La seduta odierna va trattata come un avanzamento rispetto al pezzo interno del 15 giugno su oro sopra 4.315 dollari l’oncia. Ieri il tema era la tenuta sopra 4.300 dollari; oggi il prezzo incontra due verifiche più dure, cioè l’argento a ridosso di 70 dollari e la Federal Reserve chiamata a parlare con petrolio in discesa.
Avvertenza editoriale: le quotazioni intraday fotografano finestre diverse della seduta. Per evitare sovrapposizioni, ogni numero viene attribuito al proprio ambito: spot, future, greggio o calcolo al grammo.
Sommario dei contenuti
Prezzi del 16 giugno: oro sopra 4.300 e argento vicino a 70
L’articolo interno del 15 giugno fissava la partenza dell’oro spot a 4.315,1300 dollari l’oncia e il future Comex agosto a 4.342,90 dollari. La seduta del giorno seguente non ha cancellato quel recupero: le rilevazioni europee collocano il metallo nell’area 4.330-4.350 dollari, con uno scarto ormai ridotto rispetto ai massimi della giornata precedente.
Il perimetro combacia con il prezzo pubblicato da Adnkronos nella notte, quando lo spot veniva indicato a 4.323,29 dollari e l’argento a 70,3 dollari. La differenza fra le varie cifre nasce dall’orario di rilevazione e non altera la fotografia della seduta: l’oro resta sopra 4.300 dollari e l’argento lavora attorno alla soglia che il mercato sta usando come test di forza relativa.
Il rapporto oro-argento scende verso 61
La distanza fra i due metalli emerge dal rapporto oro-argento. Con oro a 4.335,96 dollari e argento a 70,65 dollari, servono circa 61,37 once d’argento per eguagliare una oncia d’oro. Per un mercato abituato a ragionare su rapporti molto più alti, il numero segnala che il metallo bianco sta correndo più velocemente del giallo subito dopo l’intesa Usa-Iran.

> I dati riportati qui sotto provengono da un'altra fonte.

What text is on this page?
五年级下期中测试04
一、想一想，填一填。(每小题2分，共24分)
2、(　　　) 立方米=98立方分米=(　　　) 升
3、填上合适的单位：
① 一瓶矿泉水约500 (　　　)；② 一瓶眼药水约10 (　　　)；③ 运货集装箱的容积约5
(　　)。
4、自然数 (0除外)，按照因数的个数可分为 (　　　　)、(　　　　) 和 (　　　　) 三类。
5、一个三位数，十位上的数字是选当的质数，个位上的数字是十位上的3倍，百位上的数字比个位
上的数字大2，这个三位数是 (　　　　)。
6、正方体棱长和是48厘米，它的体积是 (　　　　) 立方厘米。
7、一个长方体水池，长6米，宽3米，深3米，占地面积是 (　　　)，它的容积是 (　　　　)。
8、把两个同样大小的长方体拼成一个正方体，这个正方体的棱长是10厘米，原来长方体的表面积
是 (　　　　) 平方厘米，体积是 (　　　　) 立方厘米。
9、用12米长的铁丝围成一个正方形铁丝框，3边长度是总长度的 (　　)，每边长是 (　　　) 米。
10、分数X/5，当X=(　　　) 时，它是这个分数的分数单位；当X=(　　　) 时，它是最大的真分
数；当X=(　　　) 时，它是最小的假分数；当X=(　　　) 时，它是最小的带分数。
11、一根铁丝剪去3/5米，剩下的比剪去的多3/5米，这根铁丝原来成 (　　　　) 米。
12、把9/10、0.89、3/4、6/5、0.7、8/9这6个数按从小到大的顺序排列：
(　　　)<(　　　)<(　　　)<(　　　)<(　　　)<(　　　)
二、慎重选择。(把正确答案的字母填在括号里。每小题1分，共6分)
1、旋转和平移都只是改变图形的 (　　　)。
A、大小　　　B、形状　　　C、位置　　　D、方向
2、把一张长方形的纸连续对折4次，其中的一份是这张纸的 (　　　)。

Kitco colloca l’argento spot a 70,61 dollari con una fascia giornaliera compresa fra 68,96 e 71,30 dollari. In quella fascia, la soglia dei 70 dollari segna la zona in cui entrano prese di beneficio, coperture industriali e ordini legati ai prodotti quotati.
Fed e petrolio: la catena che muove oro e argento
Il calendario ufficiale della Federal Reserve colloca la riunione FOMC il 16-17 giugno, con materiali previsionali associati alla decisione. La data incide perché il calo del petrolio toglie una parte della pressione inflazionistica di breve periodo e rende meno immediata l’ipotesi di tassi americani più aggressivi.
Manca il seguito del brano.